31. The device according to claim 28, further comprising a flow-obstructing element disposed in an interior of said first connecting piece.

32. The device according to claim 28, further comprising a second connecting piece having a second inlet and a second outlet, said second inlet is or can be connected to said fluid source additionally or alternatively to said first inlet, and said second outlet is shaped such that it can be placed on a second cylindrical roller shell and encloses the measuring area A there, wherein the second cylindrical roller shell has a different diameter from the first cylindrical roller shell.

33. The device according to claim 31, wherein said flow-obstructing element is a grille or a filter element.

Description

[0053] In the following, the invention will be explained further by using schematic figures, not to scale.

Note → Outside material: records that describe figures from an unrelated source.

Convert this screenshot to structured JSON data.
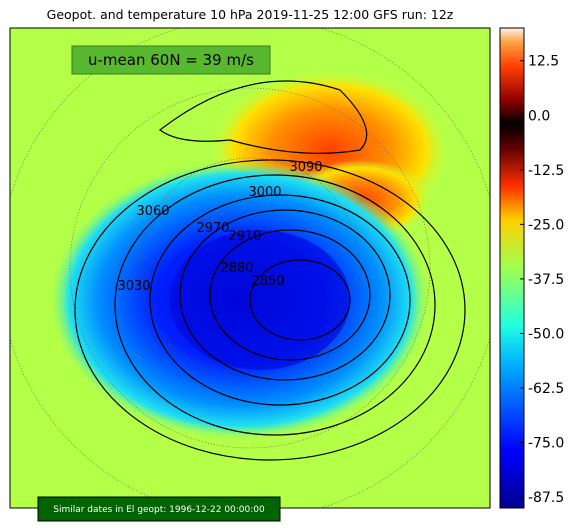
{
  "title": "Geopot. and temperature 10 hPa 2019-11-25 12:00 GFS run: 12z",
  "umean_label": "u-mean 60N = 39 m/s",
  "similar_label": "Similar dates in El geopt: 1996-12-22 00:00:00",
  "colorbar": {
    "clim": [
      -90,
      20
    ],
    "ticks": [
      12.5,
      {
        "value": 0,
        "label": "0.0"
      },
      -12.5,
      {
        "value": -25,
        "label": "-25.0"
      },
      -37.5,
      {
        "value": -50,
        "label": "-50.0"
      },
      -62.5,
      {
        "value": -75,
        "label": "-75.0"
      },
      -87.5
    ]
  },
  "contour_labels": [
    3090,
    3000,
    3060,
    2970,
    2910,
    2880,
    2850,
    3030
  ]
}
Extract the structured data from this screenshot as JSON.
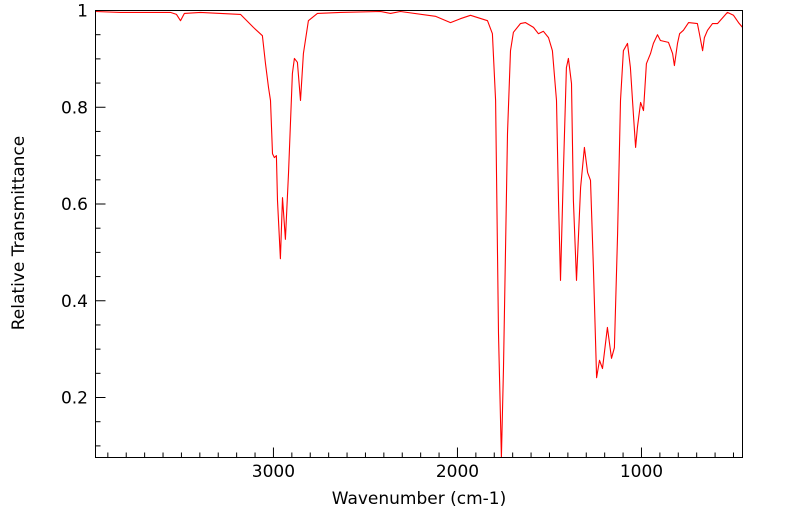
{
  "chart_data": {
    "type": "line",
    "title": "",
    "xlabel": "Wavenumber (cm-1)",
    "ylabel": "Relative Transmittance",
    "xlim": [
      3967,
      451
    ],
    "ylim": [
      0.076,
      1.0
    ],
    "x_reversed": true,
    "grid": false,
    "legend": "none",
    "x_ticks": [
      3000,
      2000,
      1000
    ],
    "x_tick_labels": [
      "3000",
      "2000",
      "1000"
    ],
    "x_minor_step": 100,
    "y_ticks": [
      0.2,
      0.4,
      0.6,
      0.8,
      1
    ],
    "y_tick_labels": [
      "0.2",
      "0.4",
      "0.6",
      "0.8",
      "1"
    ],
    "y_minor_step": 0.05,
    "series": [
      {
        "name": "spectrum",
        "color": "#ff0000",
        "points": [
          [
            3967,
            0.998
          ],
          [
            3832,
            0.996
          ],
          [
            3560,
            0.996
          ],
          [
            3527,
            0.992
          ],
          [
            3505,
            0.979
          ],
          [
            3484,
            0.994
          ],
          [
            3397,
            0.996
          ],
          [
            3179,
            0.992
          ],
          [
            3109,
            0.965
          ],
          [
            3060,
            0.948
          ],
          [
            3043,
            0.89
          ],
          [
            3027,
            0.841
          ],
          [
            3016,
            0.814
          ],
          [
            3005,
            0.704
          ],
          [
            2995,
            0.696
          ],
          [
            2984,
            0.7
          ],
          [
            2978,
            0.607
          ],
          [
            2962,
            0.487
          ],
          [
            2951,
            0.613
          ],
          [
            2935,
            0.527
          ],
          [
            2918,
            0.663
          ],
          [
            2897,
            0.87
          ],
          [
            2886,
            0.901
          ],
          [
            2870,
            0.893
          ],
          [
            2853,
            0.814
          ],
          [
            2837,
            0.911
          ],
          [
            2810,
            0.979
          ],
          [
            2761,
            0.994
          ],
          [
            2636,
            0.996
          ],
          [
            2418,
            0.998
          ],
          [
            2364,
            0.994
          ],
          [
            2310,
            0.998
          ],
          [
            2120,
            0.988
          ],
          [
            2038,
            0.975
          ],
          [
            1984,
            0.983
          ],
          [
            1929,
            0.99
          ],
          [
            1837,
            0.979
          ],
          [
            1810,
            0.952
          ],
          [
            1793,
            0.814
          ],
          [
            1777,
            0.332
          ],
          [
            1761,
            0.076
          ],
          [
            1750,
            0.262
          ],
          [
            1728,
            0.746
          ],
          [
            1712,
            0.917
          ],
          [
            1696,
            0.955
          ],
          [
            1658,
            0.973
          ],
          [
            1630,
            0.975
          ],
          [
            1587,
            0.965
          ],
          [
            1560,
            0.952
          ],
          [
            1533,
            0.957
          ],
          [
            1505,
            0.944
          ],
          [
            1484,
            0.917
          ],
          [
            1462,
            0.814
          ],
          [
            1451,
            0.607
          ],
          [
            1440,
            0.442
          ],
          [
            1424,
            0.675
          ],
          [
            1408,
            0.882
          ],
          [
            1397,
            0.901
          ],
          [
            1380,
            0.849
          ],
          [
            1370,
            0.607
          ],
          [
            1353,
            0.442
          ],
          [
            1331,
            0.634
          ],
          [
            1310,
            0.717
          ],
          [
            1293,
            0.665
          ],
          [
            1277,
            0.649
          ],
          [
            1261,
            0.469
          ],
          [
            1244,
            0.241
          ],
          [
            1228,
            0.277
          ],
          [
            1212,
            0.26
          ],
          [
            1185,
            0.345
          ],
          [
            1163,
            0.281
          ],
          [
            1147,
            0.303
          ],
          [
            1130,
            0.539
          ],
          [
            1114,
            0.814
          ],
          [
            1098,
            0.917
          ],
          [
            1076,
            0.932
          ],
          [
            1060,
            0.882
          ],
          [
            1043,
            0.779
          ],
          [
            1032,
            0.717
          ],
          [
            1022,
            0.758
          ],
          [
            1005,
            0.81
          ],
          [
            989,
            0.793
          ],
          [
            973,
            0.89
          ],
          [
            951,
            0.911
          ],
          [
            935,
            0.932
          ],
          [
            913,
            0.95
          ],
          [
            897,
            0.938
          ],
          [
            853,
            0.934
          ],
          [
            831,
            0.911
          ],
          [
            821,
            0.886
          ],
          [
            804,
            0.932
          ],
          [
            793,
            0.952
          ],
          [
            772,
            0.959
          ],
          [
            744,
            0.975
          ],
          [
            696,
            0.973
          ],
          [
            685,
            0.952
          ],
          [
            668,
            0.917
          ],
          [
            658,
            0.944
          ],
          [
            641,
            0.959
          ],
          [
            614,
            0.973
          ],
          [
            587,
            0.973
          ],
          [
            533,
            0.996
          ],
          [
            500,
            0.99
          ],
          [
            473,
            0.975
          ],
          [
            451,
            0.965
          ]
        ]
      }
    ]
  }
}
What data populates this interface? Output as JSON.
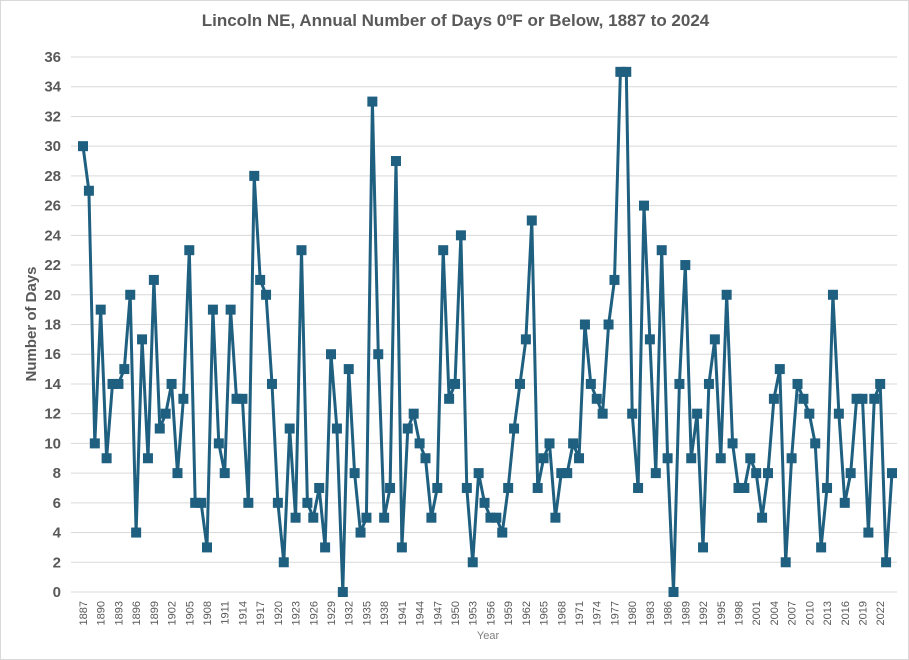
{
  "chart_data": {
    "type": "line",
    "title": "Lincoln NE, Annual Number of Days  0ºF or Below, 1887 to 2024",
    "xlabel": "Year",
    "ylabel": "Number of Days",
    "ylim": [
      0,
      36
    ],
    "yticks": [
      0,
      2,
      4,
      6,
      8,
      10,
      12,
      14,
      16,
      18,
      20,
      22,
      24,
      26,
      28,
      30,
      32,
      34,
      36
    ],
    "xtick_step_years": 3,
    "grid": "horizontal",
    "legend": "none",
    "color": "#1f5f7f",
    "marker": "square",
    "x_start": 1887,
    "x_end": 2024,
    "values": [
      30,
      27,
      10,
      19,
      9,
      14,
      14,
      15,
      20,
      4,
      17,
      9,
      21,
      11,
      12,
      14,
      8,
      13,
      23,
      6,
      6,
      3,
      19,
      10,
      8,
      19,
      13,
      13,
      6,
      28,
      21,
      20,
      14,
      6,
      2,
      11,
      5,
      23,
      6,
      5,
      7,
      3,
      16,
      11,
      0,
      15,
      8,
      4,
      5,
      33,
      16,
      5,
      7,
      29,
      3,
      11,
      12,
      10,
      9,
      5,
      7,
      23,
      13,
      14,
      24,
      7,
      2,
      8,
      6,
      5,
      5,
      4,
      7,
      11,
      14,
      17,
      25,
      7,
      9,
      10,
      5,
      8,
      8,
      10,
      9,
      18,
      14,
      13,
      12,
      18,
      21,
      35,
      35,
      12,
      7,
      26,
      17,
      8,
      23,
      9,
      0,
      14,
      22,
      9,
      12,
      3,
      14,
      17,
      9,
      20,
      10,
      7,
      7,
      9,
      8,
      5,
      8,
      13,
      15,
      2,
      9,
      14,
      13,
      12,
      10,
      3,
      7,
      20,
      12,
      6,
      8,
      13,
      13,
      4,
      13,
      14,
      2,
      8
    ]
  }
}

[0054] FIG. 1 shows, schematically, a device according to one aspect of the invention.

[0055] FIGS. 2a and 2b show trial results for different aspects of the invention.

[0056] The device shown in FIG. 1 for the determination of the contamination of a suction roll has a fluid source 1, which provides a fluid, in particular air, at a pressure p and a flow rate {dot over (V)}. By means of the device, the fluid is led through the openings 3a of the roll shell 3 in the form of holes 3a. The pressure can be kept constant, and the resultant flow rate can be determined by measuring means, not illustrated here. Alternatively, with a constant flow rate, the resultant pressure drop can also be determined. The characteristic variable K thus determined can then be compared with a reference variable K0 for the uncontaminated roll, and a level of contamination can be determined therefrom.

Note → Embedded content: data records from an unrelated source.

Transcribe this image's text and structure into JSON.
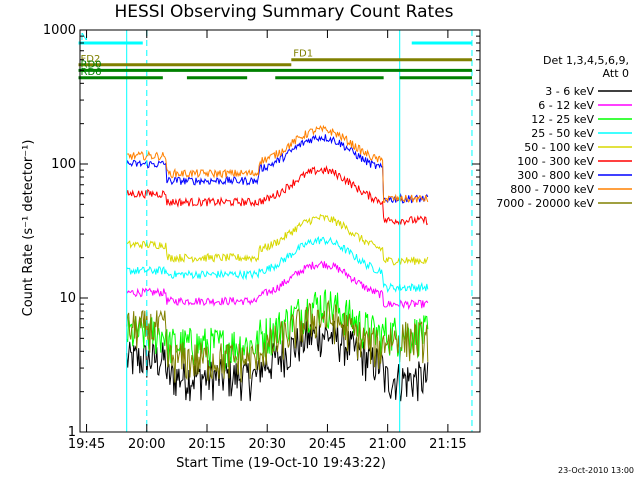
{
  "chart_data": {
    "type": "line",
    "title": "HESSI Observing Summary Count Rates",
    "xlabel": "Start Time (19-Oct-10 19:43:22)",
    "ylabel": "Count Rate (s⁻¹ detector⁻¹)",
    "y_scale": "log",
    "ylim": [
      1,
      1000
    ],
    "xlim": [
      "19:43:22",
      "21:23:00"
    ],
    "x_ticks": [
      "19:45",
      "20:00",
      "20:15",
      "20:30",
      "20:45",
      "21:00",
      "21:15"
    ],
    "y_ticks": [
      "1",
      "10",
      "100",
      "1000"
    ],
    "legend_header": [
      "Det 1,3,4,5,6,9,",
      "Att 0"
    ],
    "legend_position": "right",
    "timestamp": "23-Oct-2010 13:00",
    "series": [
      {
        "name": "3 - 6 keV",
        "color": "#000000"
      },
      {
        "name": "6 - 12 keV",
        "color": "#ff00ff"
      },
      {
        "name": "12 - 25 keV",
        "color": "#00ff00"
      },
      {
        "name": "25 - 50 keV",
        "color": "#00ffff"
      },
      {
        "name": "50 - 100 keV",
        "color": "#d8d800"
      },
      {
        "name": "100 - 300 keV",
        "color": "#ff0000"
      },
      {
        "name": "300 - 800 keV",
        "color": "#0000ff"
      },
      {
        "name": "800 - 7000 keV",
        "color": "#ff8000"
      },
      {
        "name": "7000 - 20000 keV",
        "color": "#808000"
      }
    ],
    "flag_bars": [
      {
        "label": "N",
        "color": "#00ffff",
        "level": 800,
        "segments": [
          [
            "19:43",
            "19:59"
          ],
          [
            "21:06",
            "21:21"
          ]
        ]
      },
      {
        "label": "FD1",
        "color": "#808000",
        "level": 600,
        "segments": [
          [
            "20:36",
            "21:21"
          ]
        ]
      },
      {
        "label": "FD2",
        "color": "#808000",
        "level": 550,
        "segments": [
          [
            "19:43",
            "20:36"
          ]
        ]
      },
      {
        "label": "RD0",
        "color": "#008000",
        "level": 500,
        "segments": [
          [
            "19:43",
            "21:21"
          ]
        ]
      },
      {
        "label": "RD6",
        "color": "#008000",
        "level": 440,
        "segments": [
          [
            "19:43",
            "20:04"
          ],
          [
            "20:10",
            "20:25"
          ],
          [
            "20:32",
            "20:59"
          ],
          [
            "21:03",
            "21:21"
          ]
        ]
      }
    ],
    "cyan_vertical_lines": [
      "19:55",
      "20:00",
      "21:03",
      "21:21"
    ],
    "data_window": [
      "19:55",
      "21:10"
    ],
    "segment_breaks": [
      "20:05",
      "20:28",
      "20:59"
    ],
    "shape_note": "piecewise levels"
  }
}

[0057] Furthermore, the device has a connecting piece 2, in particular a first connecting piece 2. This has an inlet 10 and an outlet 20. This connecting piece 2 is connected to the fluid source 1 by its inlet 10. Fluid can flow through the connecting piece 2. The outlet 20 is shaped such that it can be placed on the cylindrical roll shell 3. It encloses the measuring area A and prevents the medium escaping into the surroundings. It is thus possible to ensure that the fluid flows exclusively through the openings 3a of the roll shell 3. In addition, sealing means can be provided at the edge of the outlet 20 in order to seal off the interior of the connecting piece 2 with respect to the surroundings. In particularly preferred embodiments, the edge of the outlet 20 itself can serve as a sealing means. Thus, for example, the edge of the outlet can consist of a soft material, in particular a rubber. Alternatively or additionally, it may also be advantageous if the edge itself has a certain thickness, which is at least 75%, advantageously at least 100%, in particular more than 150%, of the diameter of the largest suction hole 3a. With the usual hole diameters of about 5 mm, a wall thickness of more than 5 mm, in particular more than 7 mm, is advantageous. However, wall thicknesses of 10 mm and more are also possible.

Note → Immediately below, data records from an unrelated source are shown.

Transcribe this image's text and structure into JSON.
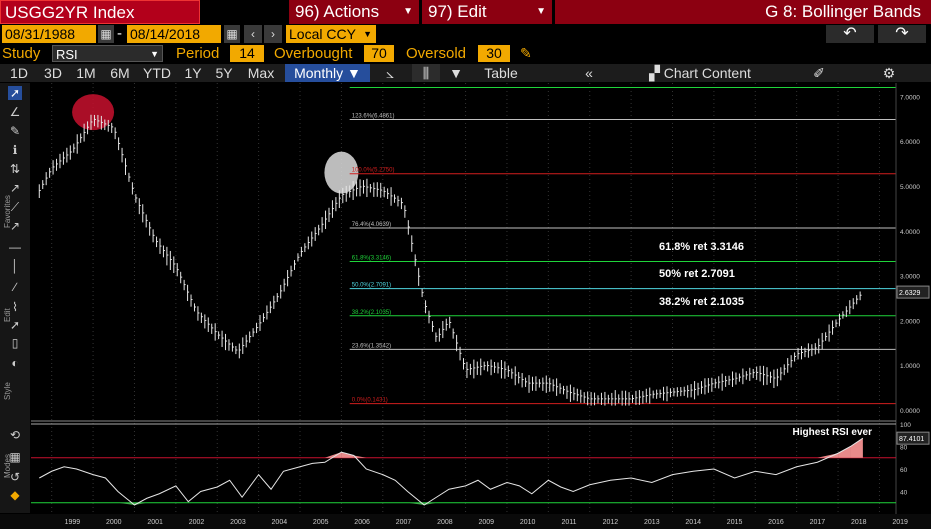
{
  "header": {
    "ticker": "USGG2YR Index",
    "actions_label": "96) Actions",
    "edit_label": "97) Edit",
    "graph_title": "G 8: Bollinger Bands"
  },
  "range": {
    "start_date": "08/31/1988",
    "end_date": "08/14/2018",
    "separator": "-",
    "currency": "Local CCY"
  },
  "study": {
    "study_label": "Study",
    "study_value": "RSI",
    "period_label": "Period",
    "period_value": "14",
    "overbought_label": "Overbought",
    "overbought_value": "70",
    "oversold_label": "Oversold",
    "oversold_value": "30"
  },
  "toolbar": {
    "periods": [
      "1D",
      "3D",
      "1M",
      "6M",
      "YTD",
      "1Y",
      "5Y",
      "Max"
    ],
    "frequency": "Monthly",
    "table_label": "Table",
    "chart_content_label": "Chart Content"
  },
  "chart_tools": {
    "track": "Track",
    "annotate": "Annotate",
    "news": "News",
    "zoom": "Zoom",
    "reset": "Reset"
  },
  "sidebar_labels": {
    "favorites": "Favorites",
    "edit": "Edit",
    "style": "Style",
    "modes": "Modes"
  },
  "chart_data": {
    "type": "line",
    "title": "G 8: Bollinger Bands",
    "series": [
      {
        "name": "USGG2YR Index",
        "x": [
          1998.7,
          1999.0,
          1999.5,
          2000.0,
          2000.5,
          2001.0,
          2001.5,
          2002.0,
          2002.5,
          2003.0,
          2003.5,
          2004.0,
          2004.5,
          2005.0,
          2005.5,
          2006.0,
          2006.5,
          2007.0,
          2007.5,
          2008.0,
          2008.3,
          2008.6,
          2009.0,
          2009.5,
          2010.0,
          2010.5,
          2011.0,
          2011.5,
          2012.0,
          2012.5,
          2013.0,
          2013.5,
          2014.0,
          2014.5,
          2015.0,
          2015.5,
          2016.0,
          2016.5,
          2017.0,
          2017.5,
          2018.0,
          2018.6
        ],
        "values": [
          4.9,
          5.4,
          5.8,
          6.5,
          6.3,
          4.8,
          3.8,
          3.2,
          2.2,
          1.7,
          1.3,
          1.9,
          2.6,
          3.5,
          4.1,
          4.8,
          5.0,
          4.9,
          4.6,
          2.4,
          1.6,
          2.0,
          0.9,
          1.0,
          0.9,
          0.6,
          0.6,
          0.4,
          0.25,
          0.25,
          0.25,
          0.35,
          0.4,
          0.45,
          0.6,
          0.7,
          0.85,
          0.7,
          1.25,
          1.4,
          2.0,
          2.6329
        ]
      }
    ],
    "last_value_label": "2.6329",
    "fib_levels": [
      {
        "label": "123.6%(6.4861)",
        "value": 6.4861
      },
      {
        "label": "100.0%(5.2750)",
        "value": 5.275
      },
      {
        "label": "76.4%(4.0639)",
        "value": 4.0639
      },
      {
        "label": "61.8%(3.3146)",
        "value": 3.3146
      },
      {
        "label": "50.0%(2.7091)",
        "value": 2.7091
      },
      {
        "label": "38.2%(2.1035)",
        "value": 2.1035
      },
      {
        "label": "23.6%(1.3542)",
        "value": 1.3542
      },
      {
        "label": "0.0%(0.1431)",
        "value": 0.1431
      }
    ],
    "annotations": [
      "61.8% ret 3.3146",
      "50% ret 2.7091",
      "38.2% ret 2.1035"
    ],
    "y_ticks": [
      "7.0000",
      "6.0000",
      "5.0000",
      "4.0000",
      "3.0000",
      "2.0000",
      "1.0000",
      "0.0000"
    ],
    "ylim": [
      -0.2,
      7.3
    ],
    "x_ticks": [
      "1999",
      "2000",
      "2001",
      "2002",
      "2003",
      "2004",
      "2005",
      "2006",
      "2007",
      "2008",
      "2009",
      "2010",
      "2011",
      "2012",
      "2013",
      "2014",
      "2015",
      "2016",
      "2017",
      "2018",
      "2019"
    ],
    "xlim": [
      1998.5,
      2019.4
    ],
    "rsi": {
      "title": "Highest RSI ever",
      "last_value_label": "87.4101",
      "y_ticks": [
        "100",
        "80",
        "60",
        "40"
      ],
      "ylim": [
        20,
        100
      ],
      "overbought": 70,
      "oversold": 30,
      "x": [
        1998.7,
        1999.0,
        1999.3,
        1999.6,
        2000.0,
        2000.3,
        2000.6,
        2001.0,
        2001.3,
        2001.6,
        2002.0,
        2002.3,
        2002.6,
        2003.0,
        2003.3,
        2003.6,
        2004.0,
        2004.3,
        2004.6,
        2005.0,
        2005.3,
        2005.6,
        2006.0,
        2006.3,
        2006.6,
        2007.0,
        2007.3,
        2007.6,
        2008.0,
        2008.3,
        2008.6,
        2009.0,
        2009.3,
        2009.6,
        2010.0,
        2010.3,
        2010.6,
        2011.0,
        2011.3,
        2011.6,
        2012.0,
        2012.5,
        2013.0,
        2013.5,
        2014.0,
        2014.5,
        2015.0,
        2015.5,
        2016.0,
        2016.5,
        2017.0,
        2017.5,
        2018.0,
        2018.3,
        2018.6
      ],
      "values": [
        52,
        58,
        62,
        60,
        55,
        52,
        40,
        28,
        34,
        38,
        45,
        31,
        40,
        44,
        50,
        35,
        55,
        42,
        58,
        62,
        65,
        66,
        75,
        72,
        60,
        55,
        50,
        40,
        28,
        35,
        42,
        45,
        50,
        42,
        48,
        45,
        38,
        50,
        44,
        40,
        46,
        50,
        52,
        48,
        55,
        58,
        60,
        52,
        58,
        55,
        62,
        66,
        74,
        80,
        87.41
      ]
    }
  },
  "colors": {
    "brand_red": "#b3001b",
    "amber": "#f2a900",
    "selected_blue": "#264e9c",
    "fib_red": "#d21e1e",
    "fib_green": "#1fd43a",
    "fib_grey": "#bfbfbf",
    "fib_cyan": "#4fd6e0",
    "highlight_red": "#c8102e",
    "highlight_white": "#dddddd"
  }
}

[0058] FIGS. 2a and 2b show trial results from two series of measurements. For the results from FIG. 2a, the fluid was provided at a constant pressure of 100 Pa, and the resultant flow rate was determined. For the results from FIG. 2b, the fluid was provided with a constant flow rate of 0.5 m.sup.3/m.sup.2/2 (corresponding to 500 mm.sup.3/mm.sup.2/s), and the resultant pressure drop was measured. Both series of trials were each carried out for rolls with holes of different depths (97 mm and 26 mm). In addition, the method described at the beginning was used, that in addition to measurements on the uncontaminated roll (0%), measurements were carried out on the same roll in which 15%/50%/75% of the holes were closed.

[0059] The graphics show that the differences in the measured values as a result of the different contamination in the two cases were sufficiently higher than the standard deviation of the measured values.

[0060] By means of interpolation of these respective four measured values, an interpolation function can then be created which produces a functional relationship between level of contamination (‘obstruction’) and the measured characteristic variable. This functional relationship can, for example, be stored in a computing unit, which then determines a level of contamination from the currently measured value of the characteristic variable.